Variabilityin the growth rates and foliage δ15N values of black spruce trees across a slopegradient in the Alaskan Interior (内陸アラスカにおける斜面位置によるクロトウヒの成長と葉の窒素安定同位体比の変化)

著者(所属)

田中(小田)あゆみ(立地環境研究領域)、田中 憲蔵(植物生態研究領域)、 鳥山 淳平(九州支所)、松浦 陽次郎(国際連携・気候変動研究拠点)

掲載誌

Canadian Journal of Forest Research、46(12):1483-1490、December 2016、DOI:10.1139/cjfr-2015-0469(外部サイトへリンク)

内容紹介

アラスカ内陸部では、永久凍土が分布する北向き斜面にクロトウヒ林が成立します。温暖化による凍土の融解により、森林の構造や炭素循環などに深刻な影響がでる可能性がありますが、その予測のためには、どのような環境因子が樹木の成長や養分吸収に関わっているのか解明する必要があります。
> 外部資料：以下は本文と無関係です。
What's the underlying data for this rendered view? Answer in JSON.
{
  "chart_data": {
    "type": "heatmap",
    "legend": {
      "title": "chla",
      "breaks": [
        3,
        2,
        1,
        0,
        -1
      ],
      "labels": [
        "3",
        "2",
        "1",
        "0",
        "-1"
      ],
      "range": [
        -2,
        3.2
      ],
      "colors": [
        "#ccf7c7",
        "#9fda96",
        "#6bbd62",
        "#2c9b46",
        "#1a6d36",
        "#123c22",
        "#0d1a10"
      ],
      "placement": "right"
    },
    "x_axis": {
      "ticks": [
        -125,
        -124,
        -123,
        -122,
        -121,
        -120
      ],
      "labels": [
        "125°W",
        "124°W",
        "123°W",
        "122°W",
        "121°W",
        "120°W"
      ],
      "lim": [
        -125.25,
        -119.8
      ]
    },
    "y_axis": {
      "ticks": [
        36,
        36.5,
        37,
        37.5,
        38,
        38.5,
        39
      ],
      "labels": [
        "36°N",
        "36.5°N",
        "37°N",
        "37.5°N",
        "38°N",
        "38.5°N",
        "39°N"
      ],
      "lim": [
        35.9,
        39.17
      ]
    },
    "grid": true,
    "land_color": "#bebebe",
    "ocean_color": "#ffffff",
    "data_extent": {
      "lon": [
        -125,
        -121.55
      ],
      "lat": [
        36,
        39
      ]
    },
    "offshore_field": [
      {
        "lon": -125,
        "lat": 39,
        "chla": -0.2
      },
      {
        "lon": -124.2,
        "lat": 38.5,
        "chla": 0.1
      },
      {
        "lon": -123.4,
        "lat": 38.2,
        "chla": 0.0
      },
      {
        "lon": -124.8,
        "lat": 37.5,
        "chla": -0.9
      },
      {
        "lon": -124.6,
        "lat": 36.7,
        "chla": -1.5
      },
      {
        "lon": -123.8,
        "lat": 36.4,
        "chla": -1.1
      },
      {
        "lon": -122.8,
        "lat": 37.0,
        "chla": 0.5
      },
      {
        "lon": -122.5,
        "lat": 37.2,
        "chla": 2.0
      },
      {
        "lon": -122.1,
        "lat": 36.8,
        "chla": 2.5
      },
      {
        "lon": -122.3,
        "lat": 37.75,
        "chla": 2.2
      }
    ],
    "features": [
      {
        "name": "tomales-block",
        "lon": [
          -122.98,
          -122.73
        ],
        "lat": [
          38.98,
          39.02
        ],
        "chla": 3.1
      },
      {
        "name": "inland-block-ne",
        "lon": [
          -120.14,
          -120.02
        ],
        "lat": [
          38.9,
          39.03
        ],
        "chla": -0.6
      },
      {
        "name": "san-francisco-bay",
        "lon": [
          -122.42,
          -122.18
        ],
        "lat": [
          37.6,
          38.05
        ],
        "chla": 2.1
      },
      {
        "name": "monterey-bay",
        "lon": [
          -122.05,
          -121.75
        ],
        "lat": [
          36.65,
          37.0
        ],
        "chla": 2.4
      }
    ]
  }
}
この研究では、北向き斜面に分布する約100年生のクロトウヒ林を対象に、林分の構造や成長、葉の養分状態などを調べました。その結果、斜面下部には樹高わずか数mの疎林が分布する一方、上部には樹高10m以上の森林が発達することが分かりました。この違いには、地下の凍土のうち、毎年夏の間に融ける土壌の表層部(活動層)の深さが関係しています。つまり、斜面の下部ほど活動層が薄くて凍土の融解水が停滞しやすく、根も深く伸長できないため、窒素など成長に必要な土壌養分の吸収が著しく制限される環境と考えられました。このように根の伸長が制限される斜面下部のクロトウヒは、代わりに根に多くの菌根菌を共生させ貧栄養な土壌から養分を吸収していましたが、菌根菌を養うために多量の光合成産物が必要になり、樹高成長は抑制されていると考えられます。以上から、クロトウヒは斜面位置による凍土環境に応じて菌根菌と共生し、アラスカの厳しい環境に適応していることが分かりました。この成果は、温暖化に伴う凍土の融解や消失による樹木の成長や菌根菌との共生関係の影響予測に役立ちます。

 

写真2:クロトウヒ林

写真:森林火災後に一斉更新したクロトウヒの林なので、斜面の上部でも下部でも樹齢は約100年でほとんど同じである。しかし驚くべきことに、斜面上部のクロトウヒ林は樹高が10m以上に成長しているのに、斜面下部ではわずか数mしかない。

土壌を掘ると、斜面上部では凍土面の深さは1m前後だが、下部では10~40cmと浅い。ミズゴケが厚く堆積している場所では、有機物層の直下に氷を含んだ凍土(黄色矢印)が現れる。根系は常に低温にさらされ、窒素など養分の吸収が制限されていると考えられる。